NS mutation and phylogenetic analysis conducted through the Nextstrain database was particularly useful in getting a closer look at mutation variants and their possible routes of transmission. We found a common N_203-204: RG> KR amino acid substitution (9 out of 12 strains) in Dhaka, Bangladesh. However instead of the common N_203-204: RG> KR amino acid substitution, a less common aa substitution was observed at the 202nd position of N protein (N_S202N) among the most (5 out of 7) strains of Chittagong. The mutation distribution database showed that strains having trinucleotide block mutation in N protein were prevalent in Europe and that the N_S202N mutant was found more commonly in recent strains of Saudi Arabia. Phylogenetic analysis by Nextstrain also revealed that the Chittagong strains (belongs to Nextstrain B4 clade and group 4 of our study) have close relationship with the Saudi Arabian strains, while Dhaka strains (A2 clade in nextstrain, group 2 in this study) are similar to the European ones.
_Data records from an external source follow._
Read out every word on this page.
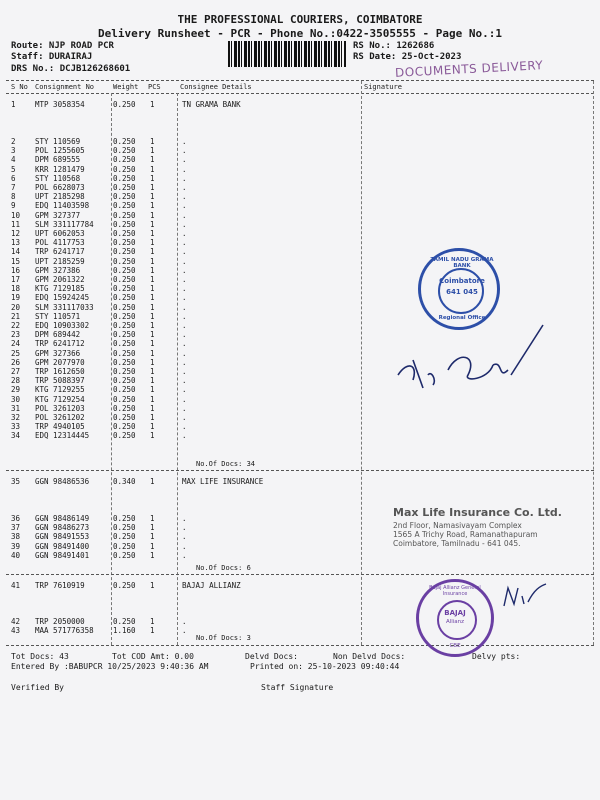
THE PROFESSIONAL COURIERS, COIMBATORE
Delivery Runsheet - PCR - Phone No.:0422-3505555 - Page No.:1
Route: NJP ROAD PCR
Staff: DURAIRAJ
DRS No.: DCJB126268601
RS No.: 1262686
RS Date: 25-Oct-2023
DOCUMENTS DELIVERY
S No Consignment No	Weight PCS	Consignee Details	Signature
1	MTP 3058354	0.250 1	TN GRAMA BANK
2	STY 110569	0.250 1	.
3	POL 1255605	0.250 1	.
4	DPM 689555	0.250 1	.
5	KRR 1281479	0.250 1	.
6	STY 110568	0.250 1	.
7	POL 6628073	0.250 1	.
8	UPT 2185298	0.250 1	.
9	EDQ 11403598	0.250 1	.
10 GPM 327377	0.250 1	.
11 SLM 331117784	0.250 1	.
12 UPT 6062053	0.250 1	.
13 POL 4117753	0.250 1	.
14 TRP 6241717	0.250 1	.
15 UPT 2185259	0.250 1	.
16 GPM 327386	0.250 1	.
17 GPM 2061322	0.250 1	.
18 KTG 7129185	0.250 1	.
19 EDQ 15924245	0.250 1	.
20 SLM 331117033	0.250 1	.
21 STY 110571	0.250 1	.
22 EDQ 10903302	0.250 1	.
23 DPM 689442	0.250 1	.
24 TRP 6241712	0.250 1	.
25 GPM 327366	0.250 1	.
26 GPM 2077970	0.250 1	.
27 TRP 1612650	0.250 1	.
28 TRP 5088397	0.250 1	.
29 KTG 7129255	0.250 1	.
30 KTG 7129254	0.250 1	.
31 POL 3261203	0.250 1	.
32 POL 3261202	0.250 1	.
33 TRP 4940105	0.250 1	.
34 EDQ 12314445	0.250 1	.
No.Of Docs: 34
35 GGN 98486536	0.340 1	MAX LIFE INSURANCE
36 GGN 98486149	0.250 1	.
37 GGN 98486273	0.250 1	.
38 GGN 98491553	0.250 1	.
39 GGN 98491400	0.250 1	.
40 GGN 98491401	0.250 1	.
No.Of Docs: 6
41 TRP 7610919	0.250 1	BAJAJ ALLIANZ
42 TRP 2050000	0.250 1	.
43 MAA 571776358	1.160 1	.
No.Of Docs: 3
TAMIL NADU GRAMA BANK
Coimbatore
641 045
Regional Office
Max Life Insurance Co. Ltd.
2nd Floor, Namasivayam Complex
1565 A Trichy Road, Ramanathapuram
Coimbatore, Tamilnadu - 641 045.
Bajaj Allianz General Insurance
BAJAJ
Allianz
CBE
Tot Docs: 43	Tot COD Amt: 0.00	Delvd Docs:	Non Delvd Docs:	Delvy pts:
Entered By :BABUPCR 10/25/2023 9:40:36 AM	Printed on: 25-10-2023 09:40:44
Verified By	Staff Signature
The geographical heat-map (Figure 5) of these non-synonymous mutations indicate that most of these mutations were also frequently found in the UK, USA, Australia, Saudi Arabia and other European countries, revealing possible transmission routes to Southeast Asia. Phylogenetic analysis with 329 genomes from this region by Nextstrain produced a similar transmission route map (Figure 6). This study also confirmed, through phylogenetic and mutation analysis, that a high percentage of Group 2 strains are linked to European and North American strains (A2 clade in Nextstrain analysis) in India and Bangladesh.
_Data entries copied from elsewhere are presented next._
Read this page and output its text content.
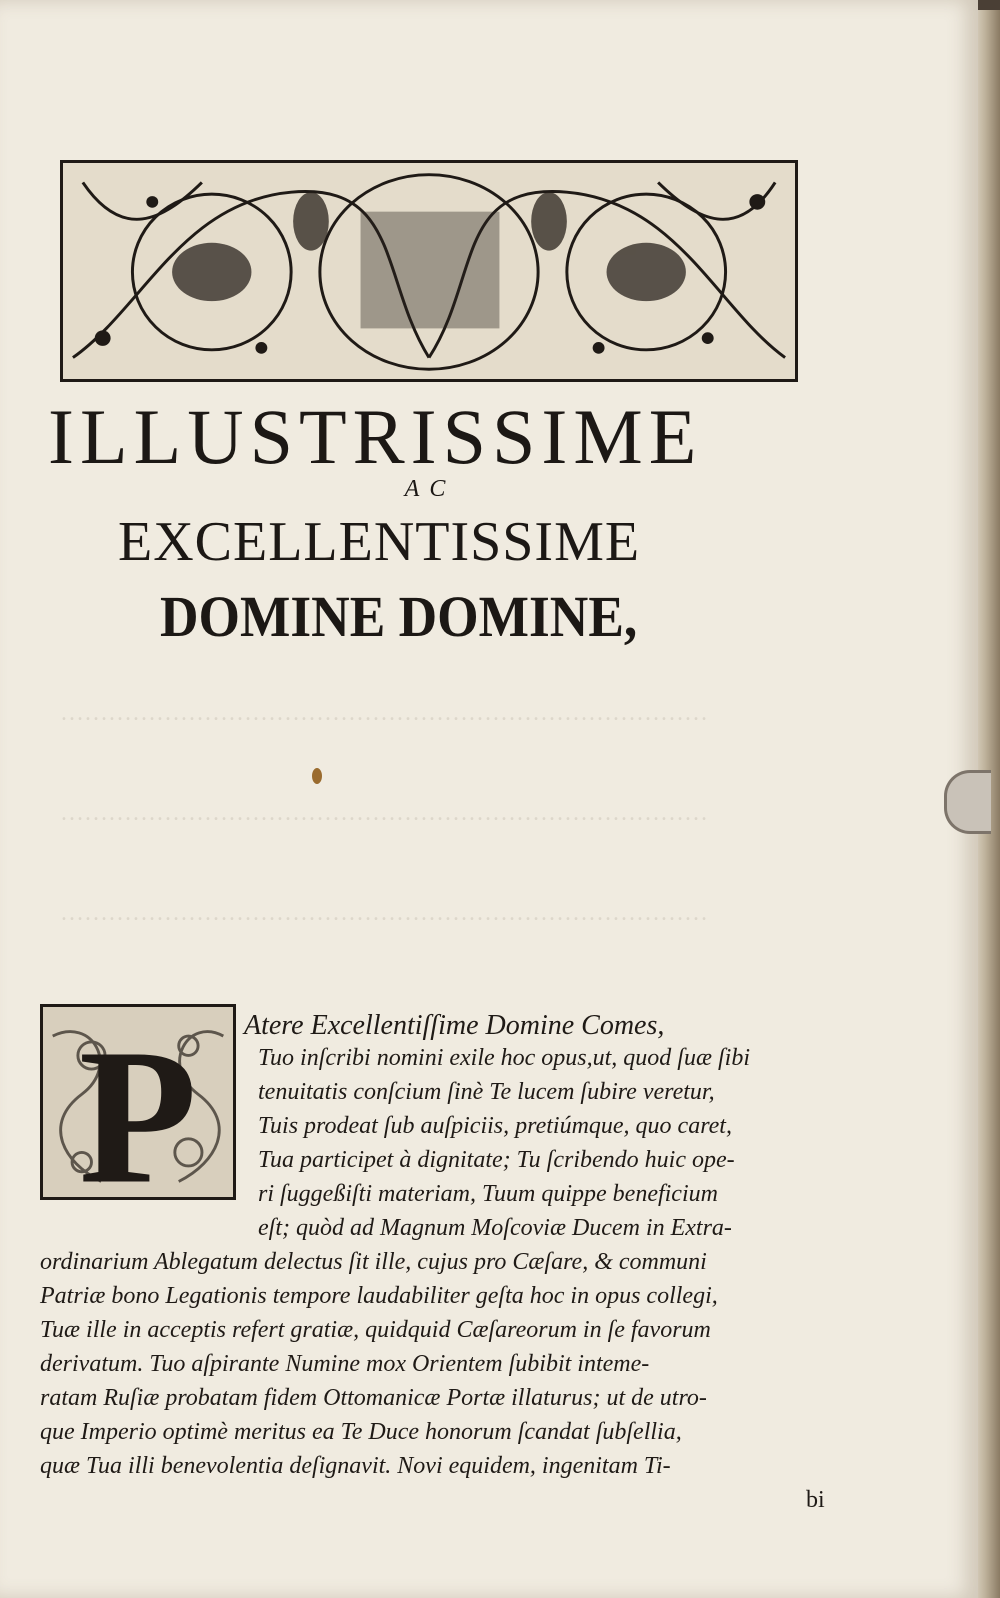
………………………………………………………………………
………………………………………………………………………
………………………………………………………………………
ILLUSTRISSIME
AC
EXCELLENTISSIME
DOMINE DOMINE,
P Atere Excellentiſſime Domine Comes,
Tuo inſcribi nomini exile hoc opus,ut, quod ſuæ ſibi
tenuitatis conſcium ſinè Te lucem ſubire veretur,
Tuis prodeat ſub auſpiciis, pretiúmque, quo caret,
Tua participet à dignitate; Tu ſcribendo huic ope-
ri ſuggeßiſti materiam, Tuum quippe beneficium
eſt; quòd ad Magnum Moſcoviæ Ducem in Extra-
ordinarium Ablegatum delectus ſit ille, cujus pro Cæſare, & communi
Patriæ bono Legationis tempore laudabiliter geſta hoc in opus collegi,
Tuæ ille in acceptis refert gratiæ, quidquid Cæſareorum in ſe favorum
derivatum. Tuo aſpirante Numine mox Orientem ſubibit inteme-
ratam Ruſiæ probatam fidem Ottomanicæ Portæ illaturus; ut de utro-
que Imperio optimè meritus ea Te Duce honorum ſcandat ſubſellia,
quæ Tua illi benevolentia deſignavit. Novi equidem, ingenitam Ti-
bi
We could not analyze the strains from Maldives, Bhutan and Timor-Leste because they do not have whole genome sequence data of the virus at the time of our analysis. Among the six countries with available genome sequences of a good quality, only India, Bangladesh and Indonesia have reported a higher number of SARS-CoV-2 infections. The frequencies of infection have increased exponentially from mid-April, 2020. In our study, we additionally analyzed 187 sequences (Figure 4) of which 100 (53%) sequences from India, Bangladesh, Thailand, Indonesia and Srilanka showed characteristic NSP12_P323L and spike_D614G mutations, which put them in the Group 2 cluster (Nextstrain clade A2). It was also shown that Group 2 variants were not found earlier than the 10th of March in this study. The time plot data delineates that this Group 2 cluster is emerging rapidly from 0% in January and February, to 85% in May 2020. In contrast, group 1 strains (similar to the ancestral strain) were not found after the 1st of April, suggesting that the European and North American strains are the most recent predominant strains in this subcontinent. A study conducted in early March reported that NSP12_P323L (14408C>T) and spike_D614G (23403A>G) mutations were recurrent in Europe and had not been detected in Asia until then, supporting our statement (Pachetti et al., 2020). Along with other co-evolving mutations, NSP12_P323L and Spike_D614G probably provide variants with an evolutionary advantage over their ancestral types, allowing them to survive and circulate in this densely populated region.
Although a number of earlier studies hypothesized that high temperatures and high humidity could result in reduced SARS-CoV-2 transmission, the infection rate of SARS-CoV-2 is already increasing in this subcontinent. Given that the European and North American variants (Nextstrain clade A2) are emerging rapidly and that winter is approaching, the next wave of SARS-CoV-2 may take place in Southeast Asia.